Post-Configuration Steps

  1. Verify that the setting's status is True and the type is configured using the following command:

    kubectl get settings.harvesterhci.io vm-migration-network -o yaml

    Example:

    apiVersion: harvesterhci.io/v1beta1
    kind: Setting
    metadata:
      annotations:
        vm-migration-network.settings.harvesterhci.io/hash: ec8322fb6b741f94739cbb904fc73c3fda864d6d
        vm-migration-network.settings.harvesterhci.io/net-attach-def: harvester-system/vm-migration-network-6flk7
      creationTimestamp: "2025-06-13T06:36:39Z"
      generation: 51
      name: vm-migration--network
      resourceVersion: "154638"
      uid: 2233ad63-ee52-45f6-a79c-147e48fc88db
    status:
      conditions:
      - lastUpdateTime: "2025-06-13T13:05:17Z"
        reason: Completed
        status: "True"
        type: configured

  2. Verify that all KubeVirt virt-handler pods are ready and that their networks are correctly configured.

    You can inspect pod details using the following command:

    kubectl -n harvester-system describe pod <pod-name>

  3. Check the k8s.v1.cni.cncf.io/network-status annotations and verify that an interface named migration0 exists. The IP address of this interface must be within the designated IP range.

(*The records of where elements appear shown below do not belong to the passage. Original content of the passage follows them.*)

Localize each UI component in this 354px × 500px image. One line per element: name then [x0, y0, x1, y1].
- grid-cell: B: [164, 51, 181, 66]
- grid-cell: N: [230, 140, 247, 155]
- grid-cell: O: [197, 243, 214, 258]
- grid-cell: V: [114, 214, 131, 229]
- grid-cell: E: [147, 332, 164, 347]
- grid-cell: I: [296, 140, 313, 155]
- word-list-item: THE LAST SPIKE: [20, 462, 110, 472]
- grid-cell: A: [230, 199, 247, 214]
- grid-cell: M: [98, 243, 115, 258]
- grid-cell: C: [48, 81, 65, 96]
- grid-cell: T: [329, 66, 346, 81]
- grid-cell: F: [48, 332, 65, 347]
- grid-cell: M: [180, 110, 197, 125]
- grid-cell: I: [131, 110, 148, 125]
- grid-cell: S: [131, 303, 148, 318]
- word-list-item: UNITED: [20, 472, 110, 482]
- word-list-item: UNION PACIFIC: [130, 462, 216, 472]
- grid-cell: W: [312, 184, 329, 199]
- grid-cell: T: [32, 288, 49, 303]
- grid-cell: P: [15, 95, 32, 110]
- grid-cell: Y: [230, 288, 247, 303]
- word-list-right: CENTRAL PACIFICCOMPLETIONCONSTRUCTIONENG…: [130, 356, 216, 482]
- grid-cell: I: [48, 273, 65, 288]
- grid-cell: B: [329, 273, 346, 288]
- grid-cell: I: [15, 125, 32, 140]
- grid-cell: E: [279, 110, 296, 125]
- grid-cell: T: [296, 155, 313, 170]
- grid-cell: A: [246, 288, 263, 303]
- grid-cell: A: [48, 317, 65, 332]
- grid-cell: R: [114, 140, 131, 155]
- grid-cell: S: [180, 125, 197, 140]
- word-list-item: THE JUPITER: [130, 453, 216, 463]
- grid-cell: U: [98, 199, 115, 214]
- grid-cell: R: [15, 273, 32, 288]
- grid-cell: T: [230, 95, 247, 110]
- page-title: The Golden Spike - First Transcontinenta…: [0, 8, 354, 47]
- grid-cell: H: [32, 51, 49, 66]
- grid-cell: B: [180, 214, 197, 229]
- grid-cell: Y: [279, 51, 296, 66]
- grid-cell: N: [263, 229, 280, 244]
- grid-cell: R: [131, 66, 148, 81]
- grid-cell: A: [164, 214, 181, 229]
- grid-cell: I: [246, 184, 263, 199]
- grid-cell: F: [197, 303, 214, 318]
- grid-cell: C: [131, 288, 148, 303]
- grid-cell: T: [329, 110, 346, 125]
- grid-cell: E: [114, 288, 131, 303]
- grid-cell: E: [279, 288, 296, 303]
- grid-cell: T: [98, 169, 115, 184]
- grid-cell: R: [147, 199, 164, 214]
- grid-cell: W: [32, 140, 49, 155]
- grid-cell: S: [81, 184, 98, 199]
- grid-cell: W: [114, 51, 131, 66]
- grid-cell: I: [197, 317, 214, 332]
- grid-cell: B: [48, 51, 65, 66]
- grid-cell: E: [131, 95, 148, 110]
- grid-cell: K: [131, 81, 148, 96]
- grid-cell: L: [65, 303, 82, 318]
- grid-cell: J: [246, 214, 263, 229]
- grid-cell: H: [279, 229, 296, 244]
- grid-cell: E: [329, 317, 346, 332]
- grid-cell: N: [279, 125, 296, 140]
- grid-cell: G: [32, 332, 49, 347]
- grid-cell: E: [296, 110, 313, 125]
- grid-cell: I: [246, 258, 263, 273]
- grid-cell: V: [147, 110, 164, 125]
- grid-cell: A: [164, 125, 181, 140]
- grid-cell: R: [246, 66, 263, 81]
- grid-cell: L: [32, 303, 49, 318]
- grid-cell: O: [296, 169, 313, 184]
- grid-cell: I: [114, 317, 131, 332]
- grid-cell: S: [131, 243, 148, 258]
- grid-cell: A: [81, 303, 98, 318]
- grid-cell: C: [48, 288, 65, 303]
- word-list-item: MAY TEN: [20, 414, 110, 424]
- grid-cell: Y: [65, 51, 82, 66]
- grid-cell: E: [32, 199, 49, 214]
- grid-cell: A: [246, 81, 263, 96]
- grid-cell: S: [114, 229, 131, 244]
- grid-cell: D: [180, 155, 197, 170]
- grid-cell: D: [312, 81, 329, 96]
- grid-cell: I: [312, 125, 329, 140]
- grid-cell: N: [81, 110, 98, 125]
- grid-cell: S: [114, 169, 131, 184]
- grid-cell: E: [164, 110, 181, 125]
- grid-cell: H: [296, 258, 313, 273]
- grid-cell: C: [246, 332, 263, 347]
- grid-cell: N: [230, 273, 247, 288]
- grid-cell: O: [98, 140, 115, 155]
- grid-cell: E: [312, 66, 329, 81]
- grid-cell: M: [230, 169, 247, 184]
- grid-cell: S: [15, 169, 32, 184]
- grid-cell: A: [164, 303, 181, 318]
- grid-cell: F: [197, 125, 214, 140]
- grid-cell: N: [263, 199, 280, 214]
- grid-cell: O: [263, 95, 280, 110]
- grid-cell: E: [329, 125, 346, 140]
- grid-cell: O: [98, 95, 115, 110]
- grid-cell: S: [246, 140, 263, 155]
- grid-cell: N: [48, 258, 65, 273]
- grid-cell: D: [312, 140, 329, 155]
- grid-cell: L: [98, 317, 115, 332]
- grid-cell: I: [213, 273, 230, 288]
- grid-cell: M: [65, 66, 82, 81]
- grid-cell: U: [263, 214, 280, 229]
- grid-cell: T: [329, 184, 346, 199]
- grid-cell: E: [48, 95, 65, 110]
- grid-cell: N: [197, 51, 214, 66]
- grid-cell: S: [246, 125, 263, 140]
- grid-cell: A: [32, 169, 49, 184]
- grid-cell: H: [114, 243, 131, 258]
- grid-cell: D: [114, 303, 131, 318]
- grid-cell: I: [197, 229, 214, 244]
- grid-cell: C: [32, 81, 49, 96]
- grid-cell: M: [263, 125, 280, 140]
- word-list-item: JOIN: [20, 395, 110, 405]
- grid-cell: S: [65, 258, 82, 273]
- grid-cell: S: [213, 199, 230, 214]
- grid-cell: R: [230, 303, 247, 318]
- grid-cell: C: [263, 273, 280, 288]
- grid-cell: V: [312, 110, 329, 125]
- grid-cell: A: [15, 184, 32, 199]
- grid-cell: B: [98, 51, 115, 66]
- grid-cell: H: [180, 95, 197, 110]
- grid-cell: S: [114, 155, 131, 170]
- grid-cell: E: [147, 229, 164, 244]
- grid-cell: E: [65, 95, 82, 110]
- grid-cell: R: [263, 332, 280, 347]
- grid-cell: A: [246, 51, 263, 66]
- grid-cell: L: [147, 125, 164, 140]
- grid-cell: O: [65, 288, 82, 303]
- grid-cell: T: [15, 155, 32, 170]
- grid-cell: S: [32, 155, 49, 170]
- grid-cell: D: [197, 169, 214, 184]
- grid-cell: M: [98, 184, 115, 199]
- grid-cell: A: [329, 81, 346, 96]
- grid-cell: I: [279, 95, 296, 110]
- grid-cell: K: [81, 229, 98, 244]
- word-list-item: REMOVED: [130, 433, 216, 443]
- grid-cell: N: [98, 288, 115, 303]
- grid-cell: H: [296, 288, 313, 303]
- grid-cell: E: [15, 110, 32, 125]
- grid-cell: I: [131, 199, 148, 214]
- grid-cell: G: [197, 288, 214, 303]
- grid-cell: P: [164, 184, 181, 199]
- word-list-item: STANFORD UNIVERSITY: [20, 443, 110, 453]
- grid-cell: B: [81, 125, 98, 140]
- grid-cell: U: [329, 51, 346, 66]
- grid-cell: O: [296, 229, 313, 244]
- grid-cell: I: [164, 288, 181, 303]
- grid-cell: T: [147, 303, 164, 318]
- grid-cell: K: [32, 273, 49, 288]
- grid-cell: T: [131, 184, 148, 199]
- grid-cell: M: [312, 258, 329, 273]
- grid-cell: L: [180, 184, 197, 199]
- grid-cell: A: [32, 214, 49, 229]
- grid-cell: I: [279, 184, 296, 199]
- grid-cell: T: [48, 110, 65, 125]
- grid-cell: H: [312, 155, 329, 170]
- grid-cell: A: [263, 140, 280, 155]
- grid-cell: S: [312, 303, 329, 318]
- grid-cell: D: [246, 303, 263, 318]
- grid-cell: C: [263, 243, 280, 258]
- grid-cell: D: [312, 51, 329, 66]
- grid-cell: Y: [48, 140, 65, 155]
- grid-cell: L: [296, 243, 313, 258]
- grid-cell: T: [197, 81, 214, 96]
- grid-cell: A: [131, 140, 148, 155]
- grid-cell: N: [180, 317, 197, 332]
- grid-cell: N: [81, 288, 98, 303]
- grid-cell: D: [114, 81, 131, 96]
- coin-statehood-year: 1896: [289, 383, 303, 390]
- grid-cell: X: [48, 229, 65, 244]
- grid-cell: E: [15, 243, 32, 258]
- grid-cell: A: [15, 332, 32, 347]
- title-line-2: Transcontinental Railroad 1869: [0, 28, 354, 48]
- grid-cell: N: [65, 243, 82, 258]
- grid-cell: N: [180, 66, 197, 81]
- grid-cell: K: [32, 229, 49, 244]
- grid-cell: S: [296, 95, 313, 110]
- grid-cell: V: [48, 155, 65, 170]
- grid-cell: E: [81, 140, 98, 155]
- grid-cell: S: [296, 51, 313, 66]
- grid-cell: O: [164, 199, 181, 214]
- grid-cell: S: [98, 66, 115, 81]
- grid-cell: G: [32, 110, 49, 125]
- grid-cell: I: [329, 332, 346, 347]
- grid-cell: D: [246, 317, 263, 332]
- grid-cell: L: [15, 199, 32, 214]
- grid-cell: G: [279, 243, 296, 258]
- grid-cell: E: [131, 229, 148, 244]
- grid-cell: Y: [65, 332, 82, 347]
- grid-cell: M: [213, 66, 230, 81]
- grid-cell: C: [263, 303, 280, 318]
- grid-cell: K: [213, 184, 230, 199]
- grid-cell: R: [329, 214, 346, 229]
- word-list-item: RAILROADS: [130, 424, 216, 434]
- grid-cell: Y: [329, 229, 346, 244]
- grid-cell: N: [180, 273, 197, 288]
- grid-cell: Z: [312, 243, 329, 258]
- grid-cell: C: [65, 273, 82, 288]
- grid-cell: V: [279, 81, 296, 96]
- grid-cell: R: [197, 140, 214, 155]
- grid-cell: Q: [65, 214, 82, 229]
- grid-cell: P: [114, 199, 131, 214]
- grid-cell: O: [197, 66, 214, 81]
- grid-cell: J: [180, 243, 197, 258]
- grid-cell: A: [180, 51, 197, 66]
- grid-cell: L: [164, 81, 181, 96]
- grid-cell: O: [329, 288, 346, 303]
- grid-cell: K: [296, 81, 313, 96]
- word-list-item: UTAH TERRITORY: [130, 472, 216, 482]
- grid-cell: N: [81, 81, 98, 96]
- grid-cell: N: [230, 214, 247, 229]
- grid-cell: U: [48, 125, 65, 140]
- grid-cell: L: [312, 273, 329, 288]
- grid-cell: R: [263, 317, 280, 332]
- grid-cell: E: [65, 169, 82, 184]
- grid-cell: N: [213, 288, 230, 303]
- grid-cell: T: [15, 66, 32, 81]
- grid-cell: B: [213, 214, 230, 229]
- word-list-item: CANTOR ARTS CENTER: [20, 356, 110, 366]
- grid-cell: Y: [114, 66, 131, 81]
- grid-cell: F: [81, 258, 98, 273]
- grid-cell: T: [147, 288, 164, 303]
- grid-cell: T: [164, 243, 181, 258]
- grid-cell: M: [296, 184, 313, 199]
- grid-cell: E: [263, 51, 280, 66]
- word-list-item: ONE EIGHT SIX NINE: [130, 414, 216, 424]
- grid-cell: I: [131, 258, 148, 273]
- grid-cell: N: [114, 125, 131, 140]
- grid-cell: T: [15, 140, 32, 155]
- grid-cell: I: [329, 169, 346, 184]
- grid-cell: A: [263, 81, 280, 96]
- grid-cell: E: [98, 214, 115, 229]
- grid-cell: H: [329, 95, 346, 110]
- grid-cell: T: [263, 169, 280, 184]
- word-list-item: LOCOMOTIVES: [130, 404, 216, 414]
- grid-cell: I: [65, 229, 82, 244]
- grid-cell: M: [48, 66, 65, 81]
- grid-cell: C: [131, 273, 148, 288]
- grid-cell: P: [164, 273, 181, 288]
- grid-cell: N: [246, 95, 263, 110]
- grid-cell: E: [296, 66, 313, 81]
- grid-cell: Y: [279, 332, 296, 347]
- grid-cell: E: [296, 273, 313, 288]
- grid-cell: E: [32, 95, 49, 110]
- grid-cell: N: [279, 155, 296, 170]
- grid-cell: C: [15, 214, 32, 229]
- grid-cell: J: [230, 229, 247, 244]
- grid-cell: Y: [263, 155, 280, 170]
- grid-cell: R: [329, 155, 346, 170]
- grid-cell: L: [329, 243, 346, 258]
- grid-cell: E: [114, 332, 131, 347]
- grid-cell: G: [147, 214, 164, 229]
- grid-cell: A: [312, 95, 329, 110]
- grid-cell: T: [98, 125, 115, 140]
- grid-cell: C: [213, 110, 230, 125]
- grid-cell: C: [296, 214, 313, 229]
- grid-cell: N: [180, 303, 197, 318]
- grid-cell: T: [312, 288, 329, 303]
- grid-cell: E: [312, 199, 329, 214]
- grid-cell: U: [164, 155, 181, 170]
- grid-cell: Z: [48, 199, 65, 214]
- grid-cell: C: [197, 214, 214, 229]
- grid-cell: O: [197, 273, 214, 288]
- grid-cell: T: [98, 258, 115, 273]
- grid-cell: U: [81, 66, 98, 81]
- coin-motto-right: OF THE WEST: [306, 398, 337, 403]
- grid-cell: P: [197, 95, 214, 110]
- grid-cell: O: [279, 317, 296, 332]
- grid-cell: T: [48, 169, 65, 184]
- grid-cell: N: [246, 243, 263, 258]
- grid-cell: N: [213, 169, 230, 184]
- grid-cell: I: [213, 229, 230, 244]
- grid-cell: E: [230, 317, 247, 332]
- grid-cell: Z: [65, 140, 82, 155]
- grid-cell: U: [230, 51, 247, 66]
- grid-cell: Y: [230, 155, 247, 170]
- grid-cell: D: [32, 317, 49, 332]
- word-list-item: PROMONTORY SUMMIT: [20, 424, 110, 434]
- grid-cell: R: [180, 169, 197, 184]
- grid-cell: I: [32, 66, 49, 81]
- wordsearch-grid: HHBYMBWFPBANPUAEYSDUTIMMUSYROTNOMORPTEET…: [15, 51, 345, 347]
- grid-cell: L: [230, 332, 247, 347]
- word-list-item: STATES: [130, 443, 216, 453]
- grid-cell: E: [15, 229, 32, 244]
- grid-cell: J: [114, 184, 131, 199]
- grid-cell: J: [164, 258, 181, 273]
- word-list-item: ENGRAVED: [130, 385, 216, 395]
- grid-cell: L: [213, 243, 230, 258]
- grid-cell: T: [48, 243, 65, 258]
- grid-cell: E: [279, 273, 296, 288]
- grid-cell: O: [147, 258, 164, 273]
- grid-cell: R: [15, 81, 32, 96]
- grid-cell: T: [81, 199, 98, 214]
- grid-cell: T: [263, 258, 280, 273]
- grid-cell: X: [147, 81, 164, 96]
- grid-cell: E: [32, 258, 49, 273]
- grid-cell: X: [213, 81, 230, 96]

    You can retrieve a list of virt-handler pods using the following command:

    kubectl get pods -n harvester-system -l kubevirt.io=virt-handler -o yaml

    Example:

    apiVersion: v1
    kind: Pod
    metadata:
      annotations:
        cni.projectcalico.org/containerID: 004522bc8468ea707038b43813cce2fba144f0e97551d2d358808d57caf7b543
        cni.projectcalico.org/podIP: 10.52.2.122/32
        cni.projectcalico.org/podIPs: 10.52.2.122/32
        k8s.v1.cni.cncf.io/network-status: |-
          [{
              "name": "k8s-pod-network",
              "ips": [
                  "10.52.2.122"
              ],
              "default": true,
              "dns": {}
          },{
              "name": "harvester-system/vm-migration-network-6flk7",
              "interface": "migration0",
              "ips": [
                  "10.1.2.1"
              ],
              "mac": "c6:30:6f:02:52:3e",
              "dns": {}
          }]
        k8s.v1.cni.cncf.io/networks: vm-migration-network-6flk7@migration0
    Omitted...

Best Practices

  • When configuring an IP range for the VM migration network, ensure that the allocated IP addresses can service the future needs of the cluster. This is important because KubeVirt pods (virt-handler) stop running when new nodes are added to the cluster after the VM migration network is configured, and when the required number of IPs exceeds the allocated IPs. Resolving the issue involves reconfiguring the storage network with the correct IP range.

  • Configure the VM migration network on a non-mgmt cluster network to ensure complete separation of the VM migration traffic from the Kubernetes control plane traffic. Using mgmt is possible but not recommended because of the negative impact (resource and bandwidth contention) on the control plane network performance. Use mgmt only if your cluster has NIC-related constraints and if you can completely segregate the traffic.